39: Lament

437 22 12
                                    

I have this one memory from when I was fifteen. It was summer, just after Mum told me the facts about Dad's death, and I was struggling – with Alice's unceasing taunting, with the truth, with the pain of knowing he chose suicide over us. One of Mason's friends was holding a party, so I tagged along with the sole intention to get wrecked and piss Mum off.

            The rest of the night is a blur. Mason got me home safe. Handled my mother and apologised for the mess my vomit made on the front entrance mat. I don't remember any of that. But I do remember one thing – waking up in a state of disorientation with my duvet a tangled mess around me, my memories nothing but a merge of colours and scents and faces, head thrashing like someone was inside battering a hammer against it. Nothing made sense. The gears in my brain were working at snail's pace, struggling to comprehend the last twelve hours. And I think I might have spewed again.

            That's sort of how this feels. A hangover, minus the booze and sick. I'm lying pinned to the ground, trapped under broken branches and debris, staring up at a multi-coloured night sky through the thick canopy of leaves. There's a crackling pop overhead. A lone cry of a stray dog in the distance. They're all just background sounds to the pounding of my head. Another firework is set off somewhere nearby, and I watch it light up the heavens in a kaleidoscopic hue of reds, indigos and violets. Rainbow colours.

            For a moment everything hurts, and my head is so messed up I'm unsure I'll ever think clearly again. I struggle to sift through it all, to comprehend, to work past this post-traumatic memory impairment and sort my thoughts. How did this happen? I shove at the rubble on my chest, and it's then the real discomfort hits me – a searing ache in my arm, almost as though I've been burned. . .

            Then I remember.

            Everything, from Mason's betrayal to Lilith's ritual, rushes at me like a speeding train on the tracks, filling my mind before I can block it all out. I have been burned. More than that: I've been branded. Just like in Daniel's vision.

            Only this time round, I'm not dead.

            I wince and grit my teeth, struggling to push aside all the weight pinning me down. Then my thoughts flit to Lena, and I stifle a choked sob. Oh God. Where is she? Is she alive? No, no, no, of course she's still alive. This was supposed to be her rescue mission – there's no way I could've come this far only to make it out without her. Life couldn't be that cruel.

            Oh yes, it could.

            "Lena?" My voice is inaudible, throat dry and pain-filled. Coughing as loud as possible, I roughly shove away some of the branches on top of me and try again. "Lenaaaaaaa!"

           I put all my effort into standing and then limp my way through the shallow undergrowth, reaching the hole in the earth, where the ground has cracked and fallen in on itself. The darkness of the night does nothing for my vision, and with only the dim light from the overhead fireworks present to guide me, reaching the opposite side proves a difficult task. Even then, no one appears to get me. No voices cry out for help, and my horror heightens as the possibility of my being the only living person here grows more likely.

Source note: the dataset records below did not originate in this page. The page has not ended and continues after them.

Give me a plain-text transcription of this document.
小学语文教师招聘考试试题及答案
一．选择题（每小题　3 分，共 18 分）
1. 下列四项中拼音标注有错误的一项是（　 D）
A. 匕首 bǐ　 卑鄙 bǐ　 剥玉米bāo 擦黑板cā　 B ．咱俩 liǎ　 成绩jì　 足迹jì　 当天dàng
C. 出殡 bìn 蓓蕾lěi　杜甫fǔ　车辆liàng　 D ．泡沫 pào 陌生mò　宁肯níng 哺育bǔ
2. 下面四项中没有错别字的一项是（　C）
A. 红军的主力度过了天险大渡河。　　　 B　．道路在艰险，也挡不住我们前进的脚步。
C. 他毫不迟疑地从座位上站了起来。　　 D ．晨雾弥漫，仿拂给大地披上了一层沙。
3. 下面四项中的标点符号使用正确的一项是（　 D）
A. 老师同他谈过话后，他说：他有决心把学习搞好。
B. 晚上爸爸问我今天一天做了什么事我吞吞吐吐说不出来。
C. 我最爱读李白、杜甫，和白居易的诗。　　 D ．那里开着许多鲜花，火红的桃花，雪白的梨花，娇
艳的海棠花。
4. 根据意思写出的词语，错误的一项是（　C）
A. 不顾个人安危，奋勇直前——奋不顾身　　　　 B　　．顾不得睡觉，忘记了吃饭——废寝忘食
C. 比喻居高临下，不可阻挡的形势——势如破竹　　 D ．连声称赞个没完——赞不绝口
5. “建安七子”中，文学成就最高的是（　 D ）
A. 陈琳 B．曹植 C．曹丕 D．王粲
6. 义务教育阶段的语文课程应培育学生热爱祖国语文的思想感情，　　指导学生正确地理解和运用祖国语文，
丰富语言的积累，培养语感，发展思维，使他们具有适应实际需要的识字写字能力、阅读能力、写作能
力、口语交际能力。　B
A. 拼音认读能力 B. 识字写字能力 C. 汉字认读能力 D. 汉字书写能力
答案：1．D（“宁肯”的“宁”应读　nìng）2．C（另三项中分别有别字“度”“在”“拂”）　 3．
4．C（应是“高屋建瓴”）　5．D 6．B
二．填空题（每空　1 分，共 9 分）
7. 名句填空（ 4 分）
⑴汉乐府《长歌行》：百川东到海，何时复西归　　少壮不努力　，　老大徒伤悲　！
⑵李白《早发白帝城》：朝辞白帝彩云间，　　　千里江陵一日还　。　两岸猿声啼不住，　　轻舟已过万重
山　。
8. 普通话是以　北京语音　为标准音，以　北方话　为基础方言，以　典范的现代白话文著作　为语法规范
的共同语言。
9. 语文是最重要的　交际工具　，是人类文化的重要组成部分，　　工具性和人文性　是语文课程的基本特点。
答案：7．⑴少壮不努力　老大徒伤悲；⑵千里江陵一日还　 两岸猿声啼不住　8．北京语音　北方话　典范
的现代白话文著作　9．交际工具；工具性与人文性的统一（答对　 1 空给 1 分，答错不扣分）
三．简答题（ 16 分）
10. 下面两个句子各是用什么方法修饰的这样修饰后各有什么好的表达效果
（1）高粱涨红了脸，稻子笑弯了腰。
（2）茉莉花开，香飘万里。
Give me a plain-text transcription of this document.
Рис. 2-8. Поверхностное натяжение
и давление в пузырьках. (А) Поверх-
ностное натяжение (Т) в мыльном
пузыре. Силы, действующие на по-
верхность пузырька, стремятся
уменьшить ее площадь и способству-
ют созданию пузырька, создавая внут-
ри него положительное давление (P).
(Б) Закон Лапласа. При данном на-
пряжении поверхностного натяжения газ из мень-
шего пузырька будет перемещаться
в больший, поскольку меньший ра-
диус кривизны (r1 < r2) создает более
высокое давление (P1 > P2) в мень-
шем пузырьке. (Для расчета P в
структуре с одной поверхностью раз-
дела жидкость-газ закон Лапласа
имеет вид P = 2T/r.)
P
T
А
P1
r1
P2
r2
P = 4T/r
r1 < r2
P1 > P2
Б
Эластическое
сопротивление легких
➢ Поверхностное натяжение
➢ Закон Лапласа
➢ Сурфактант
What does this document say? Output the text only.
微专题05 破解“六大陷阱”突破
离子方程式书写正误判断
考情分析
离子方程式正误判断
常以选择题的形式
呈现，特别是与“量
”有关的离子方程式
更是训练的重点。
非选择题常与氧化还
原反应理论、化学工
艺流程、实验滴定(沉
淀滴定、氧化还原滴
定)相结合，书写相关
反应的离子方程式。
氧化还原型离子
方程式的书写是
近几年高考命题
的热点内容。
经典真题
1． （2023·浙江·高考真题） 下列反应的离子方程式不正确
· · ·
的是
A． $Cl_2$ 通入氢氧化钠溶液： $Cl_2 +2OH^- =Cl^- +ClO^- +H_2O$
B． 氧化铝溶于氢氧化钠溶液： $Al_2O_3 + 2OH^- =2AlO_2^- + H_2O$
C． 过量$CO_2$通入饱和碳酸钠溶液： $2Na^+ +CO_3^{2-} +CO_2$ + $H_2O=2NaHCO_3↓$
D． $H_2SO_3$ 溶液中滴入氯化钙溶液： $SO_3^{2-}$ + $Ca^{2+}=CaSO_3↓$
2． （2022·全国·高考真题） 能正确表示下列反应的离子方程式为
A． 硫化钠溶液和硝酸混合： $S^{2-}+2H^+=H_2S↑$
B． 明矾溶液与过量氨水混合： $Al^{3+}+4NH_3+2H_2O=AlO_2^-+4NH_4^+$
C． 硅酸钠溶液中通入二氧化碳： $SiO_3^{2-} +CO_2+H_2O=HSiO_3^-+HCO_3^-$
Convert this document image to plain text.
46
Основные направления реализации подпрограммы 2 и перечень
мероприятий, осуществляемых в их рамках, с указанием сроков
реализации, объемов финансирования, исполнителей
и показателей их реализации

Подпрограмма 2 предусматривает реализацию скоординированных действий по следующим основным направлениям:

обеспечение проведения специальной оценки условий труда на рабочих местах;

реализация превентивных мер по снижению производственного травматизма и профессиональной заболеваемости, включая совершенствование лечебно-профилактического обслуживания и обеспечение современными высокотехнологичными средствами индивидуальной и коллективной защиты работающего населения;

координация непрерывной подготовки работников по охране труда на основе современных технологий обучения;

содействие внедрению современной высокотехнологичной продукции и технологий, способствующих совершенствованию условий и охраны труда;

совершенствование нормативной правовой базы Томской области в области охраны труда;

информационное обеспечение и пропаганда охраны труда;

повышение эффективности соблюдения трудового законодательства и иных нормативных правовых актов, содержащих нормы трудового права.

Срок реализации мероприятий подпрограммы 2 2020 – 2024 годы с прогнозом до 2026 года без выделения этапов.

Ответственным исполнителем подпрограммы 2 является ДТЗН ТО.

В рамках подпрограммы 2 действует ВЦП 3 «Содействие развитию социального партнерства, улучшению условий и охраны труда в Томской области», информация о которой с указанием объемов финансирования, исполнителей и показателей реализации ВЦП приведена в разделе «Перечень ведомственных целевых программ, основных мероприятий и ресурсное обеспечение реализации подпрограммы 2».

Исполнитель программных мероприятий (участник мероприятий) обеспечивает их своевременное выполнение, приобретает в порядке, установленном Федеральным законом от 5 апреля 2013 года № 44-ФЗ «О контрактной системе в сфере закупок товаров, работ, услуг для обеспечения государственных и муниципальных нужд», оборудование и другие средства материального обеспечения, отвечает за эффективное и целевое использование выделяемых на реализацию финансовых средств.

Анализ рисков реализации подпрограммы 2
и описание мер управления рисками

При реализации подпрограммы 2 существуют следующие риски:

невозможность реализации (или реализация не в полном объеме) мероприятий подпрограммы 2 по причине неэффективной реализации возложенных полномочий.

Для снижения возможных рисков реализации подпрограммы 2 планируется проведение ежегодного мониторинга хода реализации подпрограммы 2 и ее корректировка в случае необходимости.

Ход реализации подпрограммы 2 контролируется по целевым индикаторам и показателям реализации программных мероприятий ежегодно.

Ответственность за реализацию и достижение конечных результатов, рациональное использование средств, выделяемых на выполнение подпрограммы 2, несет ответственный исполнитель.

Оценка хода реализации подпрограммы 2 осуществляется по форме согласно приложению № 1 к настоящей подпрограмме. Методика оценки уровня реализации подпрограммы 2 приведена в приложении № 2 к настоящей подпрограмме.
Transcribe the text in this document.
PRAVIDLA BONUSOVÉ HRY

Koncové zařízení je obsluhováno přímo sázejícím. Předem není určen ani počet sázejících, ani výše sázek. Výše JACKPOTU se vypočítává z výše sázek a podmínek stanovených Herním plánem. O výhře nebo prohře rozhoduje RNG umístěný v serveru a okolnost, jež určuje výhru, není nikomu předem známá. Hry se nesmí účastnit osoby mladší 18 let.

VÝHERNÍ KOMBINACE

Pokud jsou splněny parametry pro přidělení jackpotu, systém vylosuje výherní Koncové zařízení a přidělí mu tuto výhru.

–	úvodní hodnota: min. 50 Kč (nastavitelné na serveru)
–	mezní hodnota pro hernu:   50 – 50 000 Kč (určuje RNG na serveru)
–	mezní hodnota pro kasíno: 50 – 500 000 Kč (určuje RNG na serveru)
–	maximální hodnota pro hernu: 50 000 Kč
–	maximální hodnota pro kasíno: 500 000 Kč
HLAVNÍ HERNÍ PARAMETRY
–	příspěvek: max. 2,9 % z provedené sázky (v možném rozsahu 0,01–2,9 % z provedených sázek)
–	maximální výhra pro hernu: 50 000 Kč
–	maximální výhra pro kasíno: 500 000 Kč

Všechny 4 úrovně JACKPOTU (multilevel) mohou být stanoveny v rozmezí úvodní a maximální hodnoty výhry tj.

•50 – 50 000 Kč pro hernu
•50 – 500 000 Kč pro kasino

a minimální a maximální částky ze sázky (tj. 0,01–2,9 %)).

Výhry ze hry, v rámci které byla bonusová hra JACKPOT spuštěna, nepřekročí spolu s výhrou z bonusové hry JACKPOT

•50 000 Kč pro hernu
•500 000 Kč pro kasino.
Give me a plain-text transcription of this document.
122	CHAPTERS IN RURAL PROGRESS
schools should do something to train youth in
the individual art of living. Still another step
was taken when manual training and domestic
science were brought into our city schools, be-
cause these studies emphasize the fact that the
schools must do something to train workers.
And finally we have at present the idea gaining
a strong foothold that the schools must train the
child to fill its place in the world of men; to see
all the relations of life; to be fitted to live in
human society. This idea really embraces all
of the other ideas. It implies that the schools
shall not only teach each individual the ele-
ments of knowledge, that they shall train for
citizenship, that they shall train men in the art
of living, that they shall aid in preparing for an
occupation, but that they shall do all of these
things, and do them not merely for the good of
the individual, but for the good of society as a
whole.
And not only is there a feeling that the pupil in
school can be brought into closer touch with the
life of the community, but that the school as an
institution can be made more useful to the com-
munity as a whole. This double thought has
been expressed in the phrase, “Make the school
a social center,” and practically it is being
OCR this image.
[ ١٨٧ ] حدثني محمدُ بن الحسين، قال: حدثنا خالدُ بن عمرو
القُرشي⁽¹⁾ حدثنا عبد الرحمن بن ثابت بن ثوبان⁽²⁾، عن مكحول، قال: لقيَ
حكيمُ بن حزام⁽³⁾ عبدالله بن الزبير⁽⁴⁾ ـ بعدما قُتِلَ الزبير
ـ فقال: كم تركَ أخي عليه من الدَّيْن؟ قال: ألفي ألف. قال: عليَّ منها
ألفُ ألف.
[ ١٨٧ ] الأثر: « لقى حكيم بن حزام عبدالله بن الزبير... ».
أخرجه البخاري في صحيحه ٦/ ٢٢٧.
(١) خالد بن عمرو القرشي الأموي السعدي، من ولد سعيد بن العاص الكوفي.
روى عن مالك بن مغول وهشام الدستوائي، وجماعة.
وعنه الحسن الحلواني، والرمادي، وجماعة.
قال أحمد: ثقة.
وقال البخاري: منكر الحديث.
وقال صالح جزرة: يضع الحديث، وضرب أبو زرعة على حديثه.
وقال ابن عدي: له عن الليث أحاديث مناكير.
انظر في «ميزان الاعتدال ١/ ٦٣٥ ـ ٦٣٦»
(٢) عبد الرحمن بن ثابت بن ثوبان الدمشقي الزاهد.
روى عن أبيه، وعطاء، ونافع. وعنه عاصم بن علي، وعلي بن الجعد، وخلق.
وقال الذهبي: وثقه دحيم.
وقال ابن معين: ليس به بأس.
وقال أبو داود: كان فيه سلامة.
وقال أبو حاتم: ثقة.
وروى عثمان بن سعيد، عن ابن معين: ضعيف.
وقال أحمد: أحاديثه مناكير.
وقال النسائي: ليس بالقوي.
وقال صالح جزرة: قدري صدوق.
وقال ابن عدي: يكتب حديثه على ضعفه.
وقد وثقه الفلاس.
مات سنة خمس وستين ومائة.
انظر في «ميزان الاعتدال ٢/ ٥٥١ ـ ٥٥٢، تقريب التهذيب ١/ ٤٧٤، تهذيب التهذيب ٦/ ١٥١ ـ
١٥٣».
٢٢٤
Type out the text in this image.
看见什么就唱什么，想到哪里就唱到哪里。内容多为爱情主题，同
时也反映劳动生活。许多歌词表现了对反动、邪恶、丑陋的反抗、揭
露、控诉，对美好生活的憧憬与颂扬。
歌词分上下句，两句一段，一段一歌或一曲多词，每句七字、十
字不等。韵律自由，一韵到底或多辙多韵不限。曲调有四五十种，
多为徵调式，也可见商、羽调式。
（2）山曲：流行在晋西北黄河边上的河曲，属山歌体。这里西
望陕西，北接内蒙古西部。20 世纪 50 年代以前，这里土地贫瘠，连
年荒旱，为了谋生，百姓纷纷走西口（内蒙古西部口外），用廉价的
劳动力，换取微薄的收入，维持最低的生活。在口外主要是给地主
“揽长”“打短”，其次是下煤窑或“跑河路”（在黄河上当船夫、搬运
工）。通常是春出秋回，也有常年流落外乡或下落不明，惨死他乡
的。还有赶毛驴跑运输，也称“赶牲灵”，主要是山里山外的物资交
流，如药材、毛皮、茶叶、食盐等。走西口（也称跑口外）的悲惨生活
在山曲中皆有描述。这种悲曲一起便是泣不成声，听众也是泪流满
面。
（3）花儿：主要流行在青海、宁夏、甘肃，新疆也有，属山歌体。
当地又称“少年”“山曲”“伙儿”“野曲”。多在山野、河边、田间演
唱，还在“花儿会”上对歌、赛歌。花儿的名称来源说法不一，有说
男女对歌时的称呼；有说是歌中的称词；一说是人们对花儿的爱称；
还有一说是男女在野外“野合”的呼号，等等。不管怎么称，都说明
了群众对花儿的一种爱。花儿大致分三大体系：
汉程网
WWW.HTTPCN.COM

            Still I continue moving, calling my sister's name, and even Daniel's, at each turn. There are several bodies strewn throughout the cemetery – broken limbs carelessly cast around, like jigsaw pieces left at the hands of a reckless toddler – but none that I know. Relentless November winds blow leaves across the broken yard and toss my dirty hair in all directions, and the sensation of being the sole survivor of a global apocalypse grows stronger. I cast a glance sideways, straining to make out something, anything, that shows I'm not alone. But even the hockey stadium is no longer visible. I'm not even sure if it's still standing, or if it's collapsed on its foundations and is now nothing but rubble.